Rasi called upon social organizations to start adopting this proposal and to encourage youths to engage in it.
Rasi, in an article published by al-Massae newspaper, said that young people “waste” time during the pre-marriage stages that often includes a number of meetings between the couple, their families and lengthy discussions over what a marriage between the two would look like.
“At the end of all this, it is very likely that the marriage might not happen,” Rasi wrote.
“I have been living my whole life here in Morocco and I don’t think there is a problem with women marrying older,” said Samira Juma’a, a 26-year-old single woman currently working at an advertising agency in Casablanca. It isn’t like Morocco is facing a huge crisis, women are just being smarter and want to live a little before marriage,” she told via telephone.
For Juma’a and others, the idea of speed dating, is part of the patriarchal society that has come to be synonymous with the Islamic world.

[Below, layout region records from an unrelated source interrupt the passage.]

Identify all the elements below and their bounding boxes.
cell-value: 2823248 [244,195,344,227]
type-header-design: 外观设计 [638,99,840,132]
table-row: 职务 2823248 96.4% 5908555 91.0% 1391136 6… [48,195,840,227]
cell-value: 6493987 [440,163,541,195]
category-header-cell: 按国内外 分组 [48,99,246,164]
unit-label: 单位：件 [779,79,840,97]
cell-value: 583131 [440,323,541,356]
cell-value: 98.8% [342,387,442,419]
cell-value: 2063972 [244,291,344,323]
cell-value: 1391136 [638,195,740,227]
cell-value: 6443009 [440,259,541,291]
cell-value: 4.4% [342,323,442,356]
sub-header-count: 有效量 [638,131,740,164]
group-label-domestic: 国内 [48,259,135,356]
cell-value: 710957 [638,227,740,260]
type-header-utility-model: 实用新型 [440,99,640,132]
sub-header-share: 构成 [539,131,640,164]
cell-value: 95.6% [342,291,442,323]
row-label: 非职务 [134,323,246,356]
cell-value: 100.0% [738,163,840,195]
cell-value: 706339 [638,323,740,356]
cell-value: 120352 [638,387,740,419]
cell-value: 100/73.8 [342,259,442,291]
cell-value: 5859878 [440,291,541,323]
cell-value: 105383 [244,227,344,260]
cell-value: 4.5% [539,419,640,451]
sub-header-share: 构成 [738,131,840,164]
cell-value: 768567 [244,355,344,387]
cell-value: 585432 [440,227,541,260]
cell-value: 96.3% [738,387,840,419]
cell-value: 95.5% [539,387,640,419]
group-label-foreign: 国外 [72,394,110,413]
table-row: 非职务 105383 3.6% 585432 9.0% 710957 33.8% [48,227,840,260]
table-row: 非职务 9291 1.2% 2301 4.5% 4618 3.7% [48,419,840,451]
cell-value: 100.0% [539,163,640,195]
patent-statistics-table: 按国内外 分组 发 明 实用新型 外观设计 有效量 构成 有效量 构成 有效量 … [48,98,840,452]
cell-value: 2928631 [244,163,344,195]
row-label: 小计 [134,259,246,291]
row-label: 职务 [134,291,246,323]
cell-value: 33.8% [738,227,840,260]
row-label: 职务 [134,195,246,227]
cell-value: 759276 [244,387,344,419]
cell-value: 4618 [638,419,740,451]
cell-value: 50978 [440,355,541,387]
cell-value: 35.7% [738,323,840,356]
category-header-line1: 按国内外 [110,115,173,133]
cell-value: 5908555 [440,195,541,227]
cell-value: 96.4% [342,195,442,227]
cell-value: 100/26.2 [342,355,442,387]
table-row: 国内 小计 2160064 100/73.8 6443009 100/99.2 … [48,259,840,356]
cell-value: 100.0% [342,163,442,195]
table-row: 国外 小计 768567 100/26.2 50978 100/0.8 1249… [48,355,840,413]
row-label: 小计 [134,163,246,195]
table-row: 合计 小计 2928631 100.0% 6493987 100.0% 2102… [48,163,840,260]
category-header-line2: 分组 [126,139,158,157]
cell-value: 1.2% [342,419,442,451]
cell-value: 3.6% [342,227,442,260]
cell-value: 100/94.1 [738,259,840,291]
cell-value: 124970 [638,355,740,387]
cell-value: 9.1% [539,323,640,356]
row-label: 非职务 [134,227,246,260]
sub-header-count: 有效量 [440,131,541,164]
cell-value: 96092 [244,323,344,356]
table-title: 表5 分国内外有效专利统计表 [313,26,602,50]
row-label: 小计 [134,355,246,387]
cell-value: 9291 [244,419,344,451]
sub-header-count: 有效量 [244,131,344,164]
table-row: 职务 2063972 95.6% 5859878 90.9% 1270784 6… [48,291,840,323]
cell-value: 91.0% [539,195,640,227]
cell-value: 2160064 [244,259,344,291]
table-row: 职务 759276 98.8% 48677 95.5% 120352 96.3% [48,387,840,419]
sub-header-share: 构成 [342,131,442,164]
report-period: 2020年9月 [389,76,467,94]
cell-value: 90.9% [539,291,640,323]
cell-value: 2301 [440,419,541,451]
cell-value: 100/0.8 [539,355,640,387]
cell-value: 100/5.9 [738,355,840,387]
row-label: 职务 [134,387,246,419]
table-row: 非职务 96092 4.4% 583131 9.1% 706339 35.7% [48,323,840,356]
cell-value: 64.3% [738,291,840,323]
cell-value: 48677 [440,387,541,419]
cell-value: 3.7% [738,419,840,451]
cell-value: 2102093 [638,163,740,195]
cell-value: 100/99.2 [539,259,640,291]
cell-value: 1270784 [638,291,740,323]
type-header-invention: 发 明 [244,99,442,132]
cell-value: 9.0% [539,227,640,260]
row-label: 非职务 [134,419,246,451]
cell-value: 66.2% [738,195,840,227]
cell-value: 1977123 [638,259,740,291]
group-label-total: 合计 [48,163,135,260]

Rasi added that all participants are to write their feedback about each of the persons he/she met in one short sentence: “I want to meet him/her again” or “I do not want to meet him/her again.” The organizers would receive the feedback and sort all the papers to decide who wants to meet who again then contact the relevant participants for another date.
With the conservative nature of Moroccan society and Islamic countries in general, Rasi sees no harm in allowing a third party to accompany the women, as long as they do not interfere with the conversations.